8 not so easy things to remember as a co-parent.
- Be kind. It’s not easy. Be kind to the person you’re divorcing.
- Don’t say what you’re thinking. Sometimes you’re thinking, “Oh my god this person is an idiot, how could I have ever married them?” or, “What are they thinking? This is ridiculous!” Don’t say it. It’s not gonna help your case, it’s not gonna help your child, it’s not gonna help your relationship with your co-parent. So keep it inside and let it out on the way home when you’re by yourself.
- Keep an open hand. Translation: don’t be stingy with your child. If your co-parent makes a request, and if it works for you and your schedule, and it’s not all of the time then consider being flexible. For example, if they’ve got some family coming into town and they’re asking for an extra day with your child, consider their request. It doesn’t mean you have to agree, just consider it. Hopefully the same would be done for you know. Remember when you hold things closed fisted it slips out of your hand. Some days you master beautifully and others you won’t and it’s okay Do to the best you can each day.
- Remember that your children love you both. Do your best to encourage a healthy relationship with their other parent. This may be difficult if you came out of a toxic relationship but remember that your children are a part of you both. It’s good for them to have a relationship with their parent.
- Be flexible. It kinda goes back to keeping an open hand. It doesn’t mean you have to constantly change things around whenever your co-parent wants it, but if there are times when it works then consider it. For example, if your co-parent is sick and you need to keep the kids, or maybe they ask you to take the kids to a makeup piano lesson on your day, consider being flexible and see how that works for you. Always remember to be thinking about the best interest of your child. Ask yourself, “Is doing this in their best interest?” Sometimes the answer will be yes and other times it will be no.
- Remember, they parent differently than you. Remember when you still lived together and were like, “OMG what the f**k are they doing?!” They parent differently than you. Don’t expect them to parent the same way or to have your routines and do things like you do at your house.
- Create new traditions around this new family structure. Whether you are in a newer relationship, or it’s just you and your children, create new traditions and new memories. Create things that are fun for you and the kids and have nothing to do with your co-parent. Traditions are wonderful, they get kids excited and will bring back great memories as they get older.
- Have routines and schedules for your house. Do what works best for you in your house.

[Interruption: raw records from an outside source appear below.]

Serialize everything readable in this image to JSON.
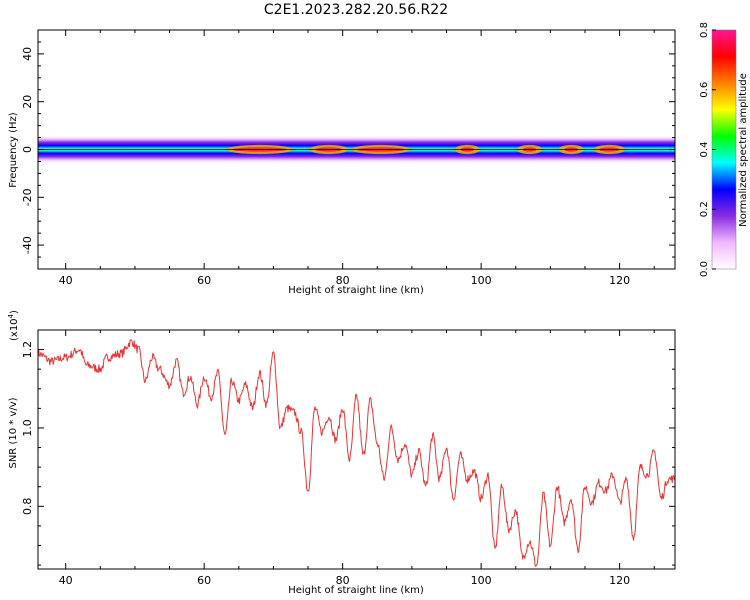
{
  "title": "C2E1.2023.282.20.56.R22",
  "colors": {
    "trace": "#e83434",
    "axis": "#000000",
    "colorbar_stops": [
      "#ffffff",
      "#f1b8ff",
      "#8a2be2",
      "#0000ff",
      "#00ffff",
      "#00ff00",
      "#ffff00",
      "#ff8000",
      "#ff0000",
      "#ff1493"
    ]
  },
  "chart_data": [
    {
      "type": "heatmap",
      "xlabel": "Height of straight line (km)",
      "ylabel": "Frequency (Hz)",
      "xlim": [
        36,
        128
      ],
      "ylim": [
        -50,
        50
      ],
      "xticks": [
        40,
        60,
        80,
        100,
        120
      ],
      "yticks": [
        -40,
        -20,
        0,
        20,
        40
      ],
      "colorbar": {
        "label": "Normalized spectral amplitude",
        "range": [
          0.0,
          0.8
        ],
        "ticks": [
          "0.0",
          "0.2",
          "0.4",
          "0.6",
          "0.8"
        ]
      },
      "band": {
        "center_hz": 0,
        "envelope_half_width_hz": 6,
        "core_half_width_hz": 1.5,
        "peak_segments": [
          {
            "x": [
              64,
              72
            ],
            "value": 0.75
          },
          {
            "x": [
              76,
              80
            ],
            "value": 0.75
          },
          {
            "x": [
              82,
              89
            ],
            "value": 0.78
          },
          {
            "x": [
              97,
              99
            ],
            "value": 0.72
          },
          {
            "x": [
              106,
              108
            ],
            "value": 0.72
          },
          {
            "x": [
              112,
              114
            ],
            "value": 0.7
          },
          {
            "x": [
              117,
              120
            ],
            "value": 0.7
          }
        ]
      }
    },
    {
      "type": "line",
      "xlabel": "Height of straight line (km)",
      "ylabel": "SNR (10 * v/v)",
      "y_multiplier": "(x10",
      "y_multiplier_exp": "4",
      "y_multiplier_close": ")",
      "xlim": [
        36,
        128
      ],
      "ylim": [
        0.64,
        1.25
      ],
      "xticks": [
        40,
        60,
        80,
        100,
        120
      ],
      "yticks": [
        "0.8",
        "1.0",
        "1.2"
      ],
      "ytick_values": [
        0.8,
        1.0,
        1.2
      ],
      "series": [
        {
          "x": [
            36,
            38,
            40,
            42,
            43,
            45,
            46,
            48,
            49.5,
            50.5,
            51.5,
            52.5,
            53.5,
            55,
            56,
            57,
            58,
            59,
            60,
            61,
            62,
            63,
            64,
            65,
            66,
            67,
            68,
            69,
            70,
            71,
            72,
            73,
            74,
            75,
            76,
            77,
            78,
            79,
            80,
            81,
            82,
            83,
            84,
            85,
            86,
            87,
            88,
            89,
            90,
            91,
            92,
            93,
            94,
            95,
            96,
            97,
            98,
            99,
            100,
            101,
            102,
            103,
            104,
            105,
            106,
            107,
            108,
            109,
            110,
            111,
            112,
            113,
            114,
            115,
            116,
            117,
            118,
            119,
            120,
            121,
            122,
            123,
            124,
            125,
            126,
            127,
            128
          ],
          "y": [
            1.19,
            1.17,
            1.18,
            1.2,
            1.16,
            1.15,
            1.18,
            1.19,
            1.22,
            1.2,
            1.12,
            1.18,
            1.15,
            1.11,
            1.17,
            1.09,
            1.13,
            1.06,
            1.13,
            1.08,
            1.14,
            0.98,
            1.12,
            1.07,
            1.11,
            1.05,
            1.14,
            1.06,
            1.19,
            1.0,
            1.05,
            1.04,
            0.99,
            0.84,
            1.05,
            0.99,
            1.03,
            0.97,
            1.05,
            0.92,
            1.08,
            0.93,
            1.07,
            0.96,
            0.87,
            1.0,
            0.92,
            0.96,
            0.88,
            0.94,
            0.85,
            0.98,
            0.87,
            0.95,
            0.82,
            0.93,
            0.87,
            0.89,
            0.82,
            0.88,
            0.69,
            0.85,
            0.74,
            0.79,
            0.67,
            0.71,
            0.65,
            0.83,
            0.7,
            0.85,
            0.76,
            0.82,
            0.69,
            0.85,
            0.81,
            0.86,
            0.84,
            0.88,
            0.81,
            0.87,
            0.72,
            0.9,
            0.88,
            0.94,
            0.82,
            0.87,
            0.87
          ]
        }
      ]
    }
  ]
}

If there is chaos at your co-parent’s house at least when the kids come home to you they know there are routines, schedules, rules, and boundaries. They know what to do and what is expected of them. This creates a little container for them to be themselves. You create safety.
It is not easy to coparent. Whether you are coparenting with the best co-parent in the world or the worst, it is not easy. But if you keep these things in mind you can manage it. It does get better with time and with time you’ll get better at it too.